Margit Frenk

Margit Frenk Freund (in full, Margarita Ana María Frenk y Freund), sometimes known by her married name, Margit Frenk Alatorre (b. Hamburg, 21 August 1925) is a German-Mexican philologist, folklorist and translator. She has been an Academic Numerary of the Mexican Language Academy since 1993.[1] She is also a Doctor Honoris Causa at the National Autonomous University of Mexico (UNAM).

Frenk's parents moved the family to Mexico in 1930. In 1946, she spent some time at Bryn Mawr College on a scholarship, studying English Literature and Spanish Theater of the 16th Century. This was followed by a few years at Berkeley, where she taught Spanish, learned Italian and studied Spanish Literature.[1]

After obtaining her MA, she returned home to study at the College of Mexico, where she was a professor and researcher from 1950 to 1980, except for a brief stay in Paris to attend classes by Marcel Bataillon.

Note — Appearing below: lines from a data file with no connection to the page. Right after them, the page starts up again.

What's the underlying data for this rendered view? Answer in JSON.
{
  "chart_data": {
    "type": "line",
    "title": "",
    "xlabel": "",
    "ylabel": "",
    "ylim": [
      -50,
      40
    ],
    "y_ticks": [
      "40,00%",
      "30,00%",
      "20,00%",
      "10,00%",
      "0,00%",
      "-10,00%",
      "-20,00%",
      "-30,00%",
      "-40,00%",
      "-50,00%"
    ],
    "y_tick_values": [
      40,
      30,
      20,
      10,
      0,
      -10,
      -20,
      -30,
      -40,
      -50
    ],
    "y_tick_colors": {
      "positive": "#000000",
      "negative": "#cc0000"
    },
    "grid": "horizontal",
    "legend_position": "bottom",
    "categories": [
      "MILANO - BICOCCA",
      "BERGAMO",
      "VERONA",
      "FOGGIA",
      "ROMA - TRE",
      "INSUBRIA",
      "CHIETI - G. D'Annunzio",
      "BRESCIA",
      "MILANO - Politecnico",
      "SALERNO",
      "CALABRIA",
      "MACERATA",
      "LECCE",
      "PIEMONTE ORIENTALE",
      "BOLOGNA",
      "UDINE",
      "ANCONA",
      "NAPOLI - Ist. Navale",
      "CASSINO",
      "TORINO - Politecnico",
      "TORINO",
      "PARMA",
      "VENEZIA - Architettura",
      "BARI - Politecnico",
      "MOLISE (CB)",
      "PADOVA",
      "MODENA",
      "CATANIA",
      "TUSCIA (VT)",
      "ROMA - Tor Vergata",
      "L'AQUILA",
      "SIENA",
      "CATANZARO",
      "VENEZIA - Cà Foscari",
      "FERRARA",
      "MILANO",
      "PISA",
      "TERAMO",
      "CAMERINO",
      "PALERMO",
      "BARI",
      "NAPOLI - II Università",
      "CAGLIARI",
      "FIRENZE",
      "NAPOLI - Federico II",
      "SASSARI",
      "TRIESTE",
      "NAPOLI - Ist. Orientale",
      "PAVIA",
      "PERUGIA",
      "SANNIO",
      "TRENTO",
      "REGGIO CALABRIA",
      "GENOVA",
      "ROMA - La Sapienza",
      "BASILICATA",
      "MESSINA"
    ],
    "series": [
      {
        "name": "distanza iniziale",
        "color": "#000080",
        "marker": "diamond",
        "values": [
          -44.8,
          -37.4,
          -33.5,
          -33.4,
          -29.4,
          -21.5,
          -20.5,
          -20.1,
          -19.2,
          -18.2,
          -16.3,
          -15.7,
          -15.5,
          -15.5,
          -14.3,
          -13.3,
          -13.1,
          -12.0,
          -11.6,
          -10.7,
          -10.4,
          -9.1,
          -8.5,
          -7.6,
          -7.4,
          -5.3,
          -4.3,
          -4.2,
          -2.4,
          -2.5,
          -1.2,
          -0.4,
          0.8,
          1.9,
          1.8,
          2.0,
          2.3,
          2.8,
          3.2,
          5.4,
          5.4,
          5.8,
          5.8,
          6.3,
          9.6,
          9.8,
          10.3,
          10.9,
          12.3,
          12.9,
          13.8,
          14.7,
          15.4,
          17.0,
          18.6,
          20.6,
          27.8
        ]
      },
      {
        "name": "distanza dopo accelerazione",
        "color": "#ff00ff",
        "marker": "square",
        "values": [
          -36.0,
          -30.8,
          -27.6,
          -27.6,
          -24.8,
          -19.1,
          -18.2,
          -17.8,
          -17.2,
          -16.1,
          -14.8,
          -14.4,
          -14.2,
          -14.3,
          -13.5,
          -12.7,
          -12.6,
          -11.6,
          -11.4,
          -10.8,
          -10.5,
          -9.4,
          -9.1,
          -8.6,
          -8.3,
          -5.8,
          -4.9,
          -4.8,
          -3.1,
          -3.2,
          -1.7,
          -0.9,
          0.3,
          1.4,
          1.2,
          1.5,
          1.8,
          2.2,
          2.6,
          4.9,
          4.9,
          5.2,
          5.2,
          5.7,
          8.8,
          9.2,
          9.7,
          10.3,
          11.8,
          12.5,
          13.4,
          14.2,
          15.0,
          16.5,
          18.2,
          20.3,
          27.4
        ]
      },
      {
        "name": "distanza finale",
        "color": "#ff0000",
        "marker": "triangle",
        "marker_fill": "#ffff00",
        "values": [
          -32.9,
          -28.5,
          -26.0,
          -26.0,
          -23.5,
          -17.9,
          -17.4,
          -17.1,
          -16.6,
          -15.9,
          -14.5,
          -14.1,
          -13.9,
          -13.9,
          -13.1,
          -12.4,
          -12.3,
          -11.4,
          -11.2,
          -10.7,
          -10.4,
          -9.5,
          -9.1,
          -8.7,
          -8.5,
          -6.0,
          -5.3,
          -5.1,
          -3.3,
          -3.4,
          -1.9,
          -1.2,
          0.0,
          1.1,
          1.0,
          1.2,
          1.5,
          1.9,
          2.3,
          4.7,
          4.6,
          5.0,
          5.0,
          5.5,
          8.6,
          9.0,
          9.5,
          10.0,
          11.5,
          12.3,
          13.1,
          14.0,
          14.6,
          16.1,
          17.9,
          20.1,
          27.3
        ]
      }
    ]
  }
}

She was a collaborator on the Nueva Revista de Filología Hispánica (NRFH), which was managed by Raimundo Lida and, later, by Antonio Alatorre, whom she married. Beginning in 1958, she was the coordinator for a group of researchers who, between 1975 and 1985, produced the five volume Mexican Folk Songbook.

She has been a professor at UNAM since 1966 where, in 2000, she founded the Revista de Literaturas Populares, which she still edits, and She is a member of the scientific committee on the Spanish magazine Paremia.[2] From 1986-1996, she was coordinator of the Center for Literary Studies at the Institute for Philological Research at UNAM, where she founded the magazine Literatura Mexicana. She is also an honorary President of the International Association of Hispanistas.

In 2000, she won the Mexican National Prize for Arts and Sciences (Language and Literature). In 2006, she won the Alfonso Reyes International Prize[3] and, in 2009, the 23rd Menéndez Pelayo International Prize.